He sold enough diamonds to pay for the first 2,000 finished models. And then he
hit the road, humming the language he had learned from the radio. "It's the real
thing, Coke is," he sang to himself. "Mr. Transmission will put in commission the
worst transmissions in town."
The sun set as he checked into a motel outside Manhattan, Kansas. "How many?"
asked the clerk.
"One," said Mklikluln.
"Name?"
"Robert," he said, using a name he had randomly chosen from among the many
thousands mentioned on the airwaves. "R
obert Redford."
"Ha-ha," said the clerk. "I bet you get teased about that a lot."
"Yeah. But I get in to see a lot of important people."
The clerk laughed. Mklikluln smiled. Speaking was fun. For one thing, you could
lie. An art his people had never learned to cultivate.
"Profession?"
"Salesman."
"Really, Mr. Redford? What do you sell?"
Mklikluln shrugged, practicing looking mildly embarrassed. "Doghouses," he said.
***
Royce Jacobsen pulled open the front door of his swelteringly hot house and
sighed. A salesman.
"We don't want any," he said.
"Yes you do," said the man, smiling.
Royce was a little startled. Salesmen usually didn't argue with potential
customers-- they usually whined. And those that did argue rarely did it with such
calm self-assurance. The man was an ass, Royce decided. He looked it the sample
case. On the side were the letters spelling out: "Doghouses Unlimited."
"We don't got a dog," Royce said.
"But you do have a very warm house, I believe," the salesman said.
"Yeah. Hotter'n Hades, as the preachers say. Ha." The laugh would have been bigger
than one Ha, but Royce was hot and tired and it was only a salesman.

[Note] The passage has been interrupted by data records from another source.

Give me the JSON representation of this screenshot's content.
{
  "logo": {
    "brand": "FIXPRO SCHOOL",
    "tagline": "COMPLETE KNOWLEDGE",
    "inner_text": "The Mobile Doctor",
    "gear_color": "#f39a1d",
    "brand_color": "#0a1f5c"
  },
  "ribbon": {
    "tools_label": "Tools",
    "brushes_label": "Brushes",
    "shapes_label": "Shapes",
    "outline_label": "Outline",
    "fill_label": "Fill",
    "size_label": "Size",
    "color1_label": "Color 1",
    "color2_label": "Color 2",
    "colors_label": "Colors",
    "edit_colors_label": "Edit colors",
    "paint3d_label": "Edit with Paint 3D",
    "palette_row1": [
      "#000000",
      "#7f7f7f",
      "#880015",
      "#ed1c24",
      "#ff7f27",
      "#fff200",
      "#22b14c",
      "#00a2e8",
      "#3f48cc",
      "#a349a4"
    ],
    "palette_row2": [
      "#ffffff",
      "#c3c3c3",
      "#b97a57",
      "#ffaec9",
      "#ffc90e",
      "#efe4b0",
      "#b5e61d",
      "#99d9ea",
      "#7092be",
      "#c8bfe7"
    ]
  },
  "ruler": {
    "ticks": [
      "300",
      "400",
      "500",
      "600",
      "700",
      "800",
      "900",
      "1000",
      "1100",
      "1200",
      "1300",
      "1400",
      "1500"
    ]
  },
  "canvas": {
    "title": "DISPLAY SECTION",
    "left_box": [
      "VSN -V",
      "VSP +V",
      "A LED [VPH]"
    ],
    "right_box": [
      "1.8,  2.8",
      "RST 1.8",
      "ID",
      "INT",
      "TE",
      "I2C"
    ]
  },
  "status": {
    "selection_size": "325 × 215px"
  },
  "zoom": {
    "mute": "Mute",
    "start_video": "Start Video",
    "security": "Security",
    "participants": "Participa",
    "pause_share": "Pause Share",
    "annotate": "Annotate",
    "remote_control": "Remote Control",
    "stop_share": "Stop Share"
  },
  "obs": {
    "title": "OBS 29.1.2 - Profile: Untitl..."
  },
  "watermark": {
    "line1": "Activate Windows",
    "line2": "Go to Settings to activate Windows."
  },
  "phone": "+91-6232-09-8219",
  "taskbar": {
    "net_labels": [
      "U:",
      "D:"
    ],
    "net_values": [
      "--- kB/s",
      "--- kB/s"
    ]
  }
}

"But you have an air conditioner."
"Yeah," Royce said. "What I don't have is a permit for more than a hundred bucks
worth of power from the damnpowercompany. So if I run the air conditioner more than
one day a month, I get the refrigerator shut down, or the stove, or some other such
thing."
The salesman looked sympathetic.
"It's guys like me," Royce went on, "who always get the short end of the stick.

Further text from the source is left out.